Coal Tattoo

Suit to challenge U.S. funding for coal exports


Here’s some interesting news from the Chesapeake Climate Action Network:

Environmental groups today filed the first-ever lawsuit challenging the federal government’s financing for the export of Appalachian coal from the United States. The U.S. government approved this financial support for coal exports without considering the increased toxic air and water pollution that could affect communities near the mines and ports, and along the railways that connect them.

The groups filing the lawsuit charge that the U.S. Export-Import Bank (Ex-Im Bank) violated federal law by providing a $90 million loan guarantee to Xcoal Energy & Resources without reviewing the environmental impacts as required under the National Environmental Policy Act (NEPA). According to Ex-Im Bank, the taxpayer-backed financing, approved on May 24, 2012, will help leverage a billion dollars in exports of coal mined in Appalachia. The coal will be shipped from ports in Baltimore, Maryland and Norfolk, Virginia to markets in Japan, South Korea, China and Italy.

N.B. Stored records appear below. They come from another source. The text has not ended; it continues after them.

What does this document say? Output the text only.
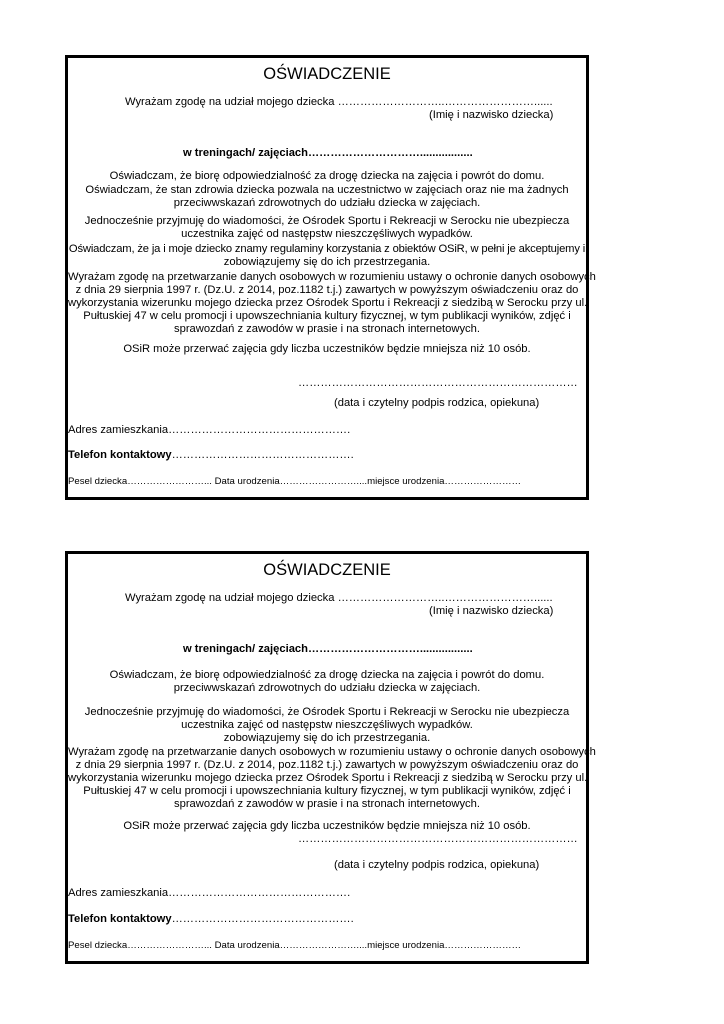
OŚWIADCZENIE
Wyrażam zgodę na udział mojego dziecka ………………………..……………………......
(Imię i nazwisko dziecka)
w treningach/ zajęciach………………………….................
Oświadczam, że biorę odpowiedzialność za drogę dziecka na zajęcia i powrót do domu.
Oświadczam, że stan zdrowia dziecka pozwala na uczestnictwo w zajęciach oraz nie ma żadnych
przeciwwskazań zdrowotnych do udziału dziecka w zajęciach.
Jednocześnie przyjmuję do wiadomości, że Ośrodek Sportu i Rekreacji w Serocku nie ubezpiecza
uczestnika zajęć od następstw nieszczęśliwych wypadków.
Oświadczam, że ja i moje dziecko znamy regulaminy korzystania z obiektów OSiR, w pełni je akceptujemy i
zobowiązujemy się do ich przestrzegania.
Wyrażam zgodę na przetwarzanie danych osobowych w rozumieniu ustawy o ochronie danych osobowych
z dnia 29 sierpnia 1997 r. (Dz.U. z 2014, poz.1182 t.j.) zawartych w powyższym oświadczeniu oraz do
wykorzystania wizerunku mojego dziecka przez Ośrodek Sportu i Rekreacji z siedzibą w Serocku przy ul.
Pułtuskiej 47 w celu promocji i upowszechniania kultury fizycznej, w tym publikacji wyników, zdjęć i
sprawozdań z zawodów w prasie i na stronach internetowych.
OSiR może przerwać zajęcia gdy liczba uczestników będzie mniejsza niż 10 osób.
…………………………………………………………………
(data i czytelny podpis rodzica, opiekuna)
Adres zamieszkania………………………………………….
Telefon kontaktowy………………………………………….
Pesel dziecka……………………... Data urodzenia……………………....miejsce urodzenia……………………
OŚWIADCZENIE
Wyrażam zgodę na udział mojego dziecka ………………………..……………………......
(Imię i nazwisko dziecka)
w treningach/ zajęciach………………………….................
Oświadczam, że biorę odpowiedzialność za drogę dziecka na zajęcia i powrót do domu.
przeciwwskazań zdrowotnych do udziału dziecka w zajęciach.
Jednocześnie przyjmuję do wiadomości, że Ośrodek Sportu i Rekreacji w Serocku nie ubezpiecza
uczestnika zajęć od następstw nieszczęśliwych wypadków.
zobowiązujemy się do ich przestrzegania.
Wyrażam zgodę na przetwarzanie danych osobowych w rozumieniu ustawy o ochronie danych osobowych
z dnia 29 sierpnia 1997 r. (Dz.U. z 2014, poz.1182 t.j.) zawartych w powyższym oświadczeniu oraz do
wykorzystania wizerunku mojego dziecka przez Ośrodek Sportu i Rekreacji z siedzibą w Serocku przy ul.
Pułtuskiej 47 w celu promocji i upowszechniania kultury fizycznej, w tym publikacji wyników, zdjęć i
sprawozdań z zawodów w prasie i na stronach internetowych.
OSiR może przerwać zajęcia gdy liczba uczestników będzie mniejsza niż 10 osób.
…………………………………………………………………
(data i czytelny podpis rodzica, opiekuna)
Adres zamieszkania………………………………………….
Telefon kontaktowy………………………………………….
Pesel dziecka……………………... Data urodzenia……………………....miejsce urodzenia……………………
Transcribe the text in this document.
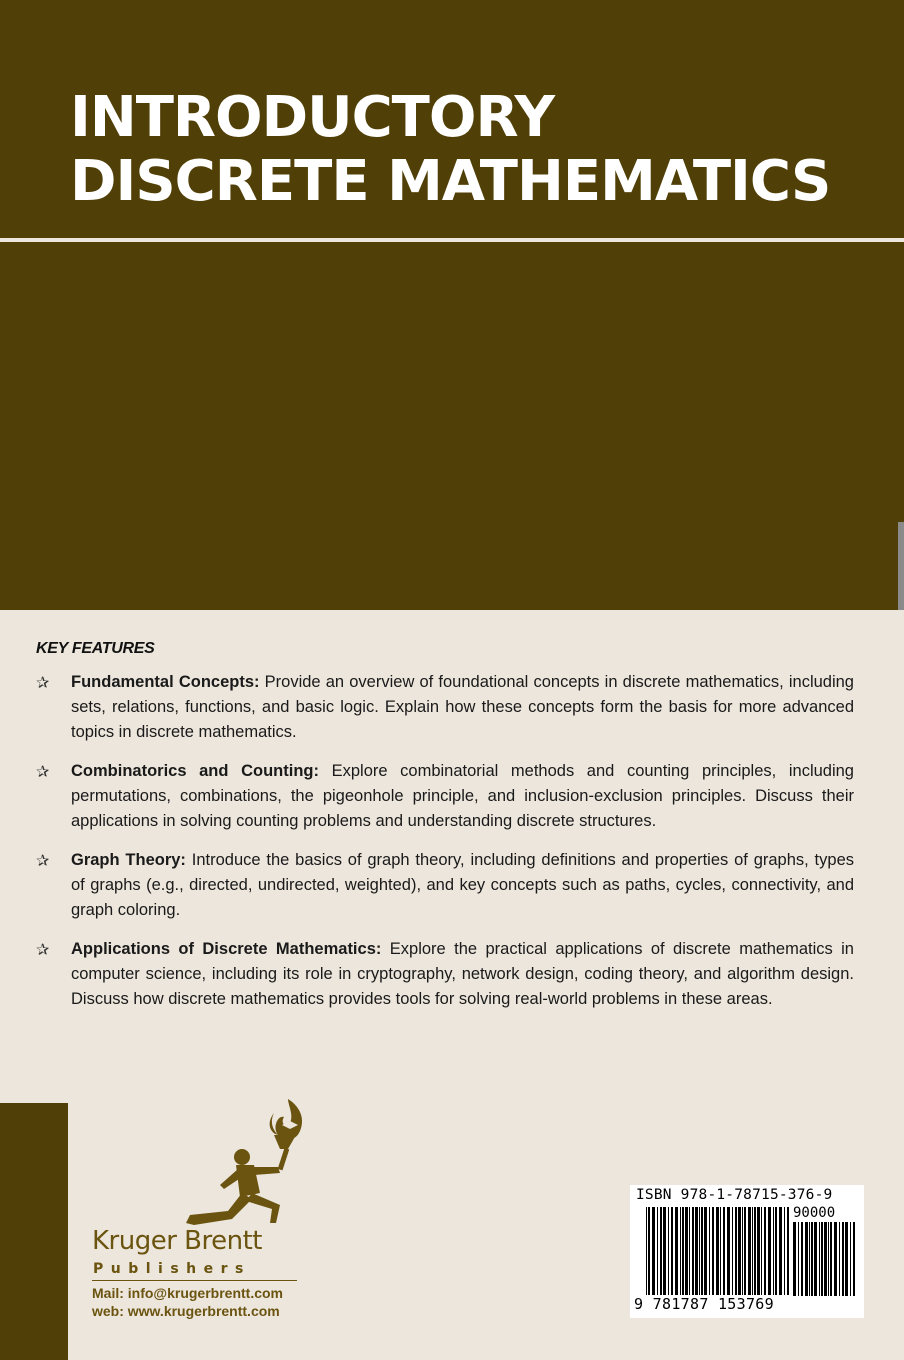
INTRODUCTORY
DISCRETE MATHEMATICS
KEY FEATURES
✰ Fundamental Concepts: Provide an overview of foundational concepts in discrete mathematics, including sets, relations, functions, and basic logic. Explain how these concepts form the basis for more advanced topics in discrete mathematics.
✰ Combinatorics and Counting: Explore combinatorial methods and counting principles, including permutations, combinations, the pigeonhole principle, and inclusion-exclusion principles. Discuss their applications in solving counting problems and understanding discrete structures.
✰ Graph Theory: Introduce the basics of graph theory, including definitions and properties of graphs, types of graphs (e.g., directed, undirected, weighted), and key concepts such as paths, cycles, connectivity, and graph coloring.
✰ Applications of Discrete Mathematics: Explore the practical applications of discrete mathematics in computer science, including its role in cryptography, network design, coding theory, and algorithm design. Discuss how discrete mathematics provides tools for solving real-world problems in these areas.

Kruger Brentt

Publishers

Mail: info@krugerbrentt.com
web: www.krugerbrentt.com

ISBN 978-1-78715-376-9

90000

9 781787 153769
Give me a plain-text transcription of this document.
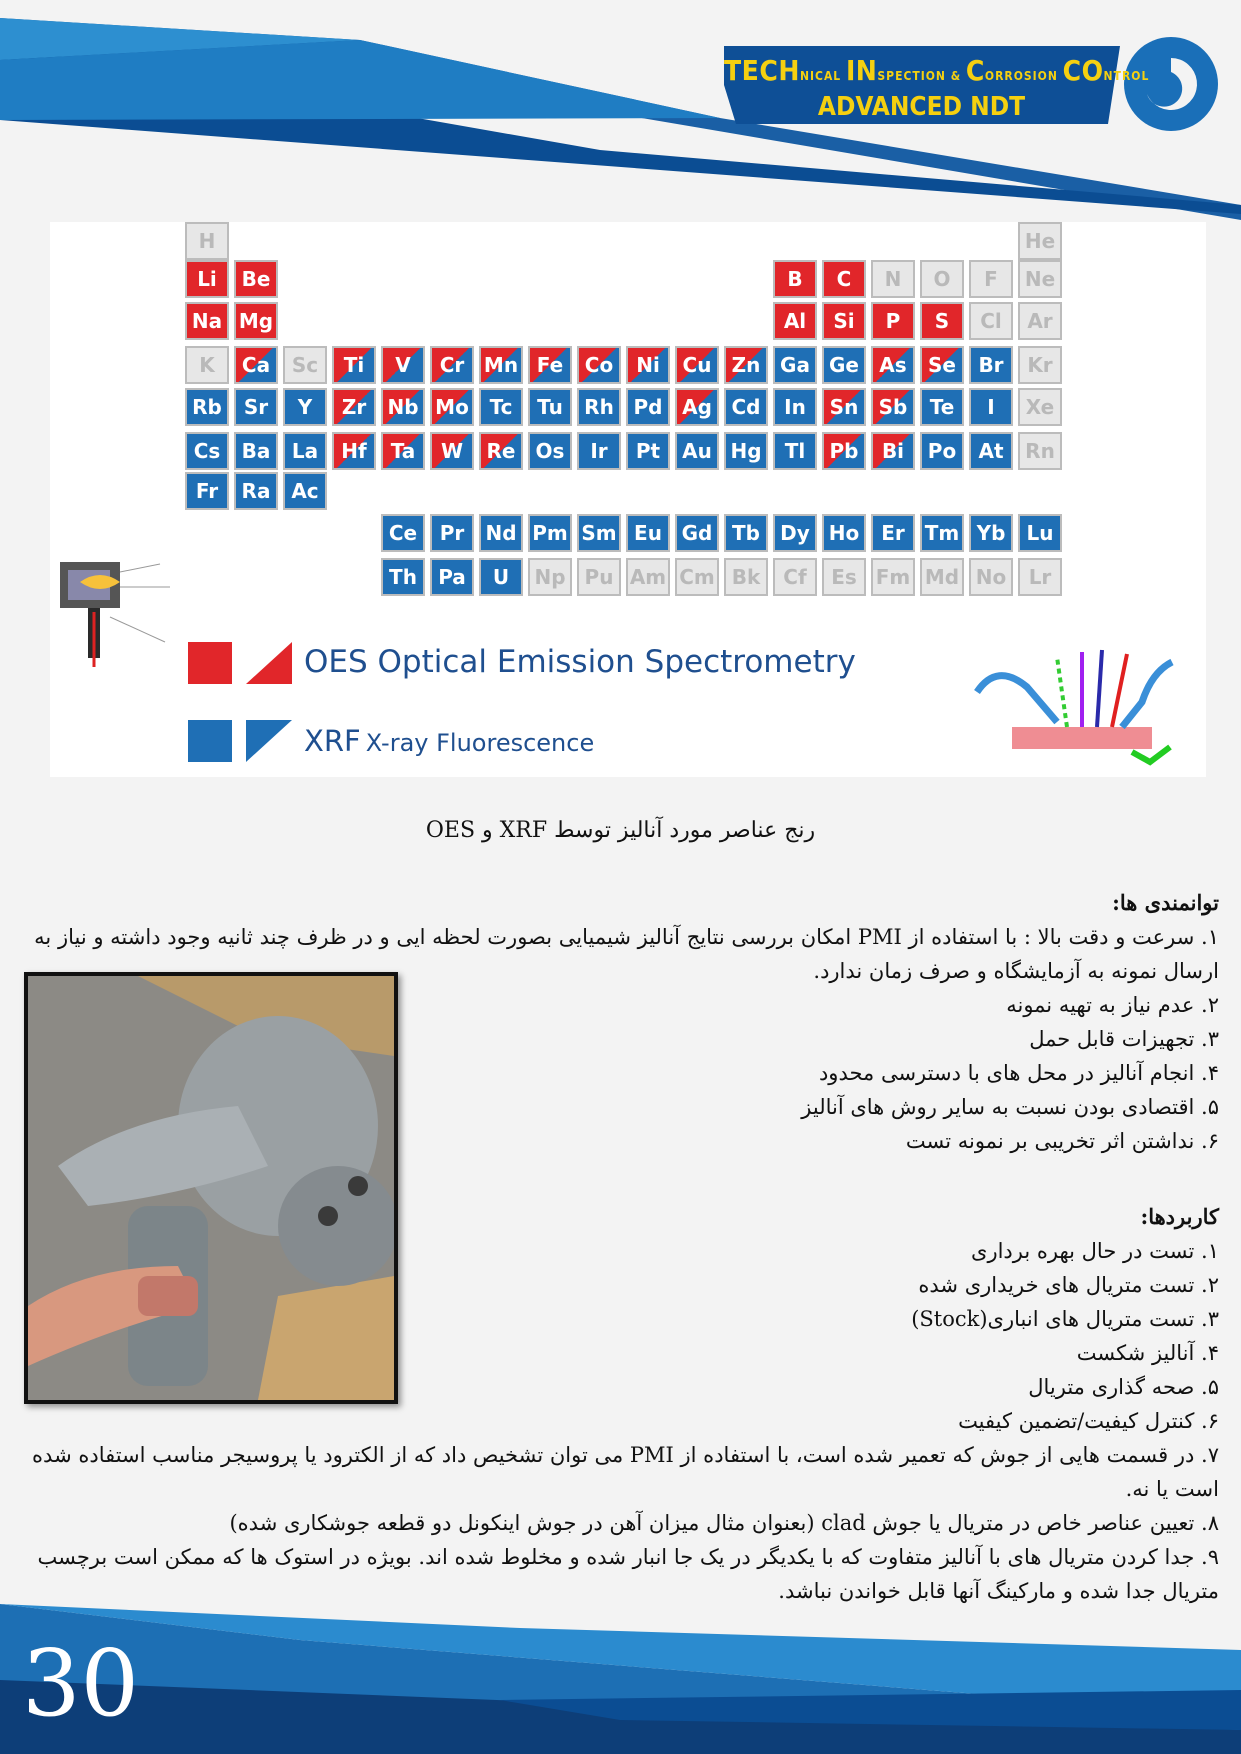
TECHNICAL INSPECTION & CORROSION CONTROL
ADVANCED NDT
H	He
Li	Be	B	C	N	O	F	Ne
Na Mg	Al	Si	P	S	Cl	Ar
K	Ca	Sc	Ti	V	Cr Mn Fe	Co	Ni	Cu	Zn Ga Ge	As	Se	Br	Kr
Rb	Sr	Y	Zr	Nb Mo	Tc	Tu	Rh Pd Ag Cd	In	Sn	Sb	Te	I	Xe
Cs	Ba	La	Hf	Ta	W	Re	Os	Ir	Pt	Au Hg	Tl	Pb	Bi	Po	At	Rn
Fr	Ra	Ac
Ce	Pr	Nd Pm Sm Eu Gd Tb	Dy Ho	Er Tm Yb	Lu
Th	Pa	U	Np Pu Am Cm Bk	Cf	Es Fm Md No	Lr
OES Optical Emission Spectrometry
XRF X-ray Fluorescence
رنج عناصر مورد آنالیز توسط XRF و OES

توانمندی ها:

۱. سرعت و دقت بالا : با استفاده از PMI امکان بررسی نتایج آنالیز شیمیایی بصورت لحظه ایی و در ظرف چند ثانیه وجود داشته و نیاز به ارسال نمونه به آزمایشگاه و صرف زمان ندارد.

۲. عدم نیاز به تهیه نمونه

۳. تجهیزات قابل حمل

۴. انجام آنالیز در محل های با دسترسی محدود

۵. اقتصادی بودن نسبت به سایر روش های آنالیز

۶. نداشتن اثر تخریبی بر نمونه تست

کاربردها:

۱. تست در حال بهره برداری

۲. تست متریال های خریداری شده

۳. تست متریال های انباری(Stock)

۴. آنالیز شکست

۵. صحه گذاری متریال

۶. کنترل کیفیت/تضمین کیفیت

۷. در قسمت هایی از جوش که تعمیر شده است، با استفاده از PMI می توان تشخیص داد که از الکترود یا پروسیجر مناسب استفاده شده است یا نه.

۸. تعیین عناصر خاص در متریال یا جوش clad (بعنوان مثال میزان آهن در جوش اینکونل دو قطعه جوشکاری شده)

۹. جدا کردن متریال های با آنالیز متفاوت که با یکدیگر در یک جا انبار شده و مخلوط شده اند. بویژه در استوک ها که ممکن است برچسب متریال جدا شده و مارکینگ آنها قابل خواندن نباشد.

30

As readers well know, with cheap natural gas pushing coal into a much smaller part of the domestic steam coal market, Appalachian mine operators are increasing interested in pumping up their share of the export market, on top of the increases that we’ve already seen.

A press release about the new lawsuit explains:

While U.S. coal consumption has declined gradually over the past 10 years, U.S. coal exports have risen. The array of air, water, safety, health, biodiversity, and other impacts on local communities and ecosystems — which face a chain reaction of increased mining, rail traffic, and port activity — remains woefully unaddressed by state and federal regulators.

“From the mine mouth to the smokestack, from Appalachia to Beijing, Ex-Im’s failure to account for the environmental impacts of U.S. coal exports not only violates the law, but it flies in the face of the agency’s own environmental policy and its Carbon Policy,” said Michelle Chan, Director of Economic Policy Programs at Friends of the Earth.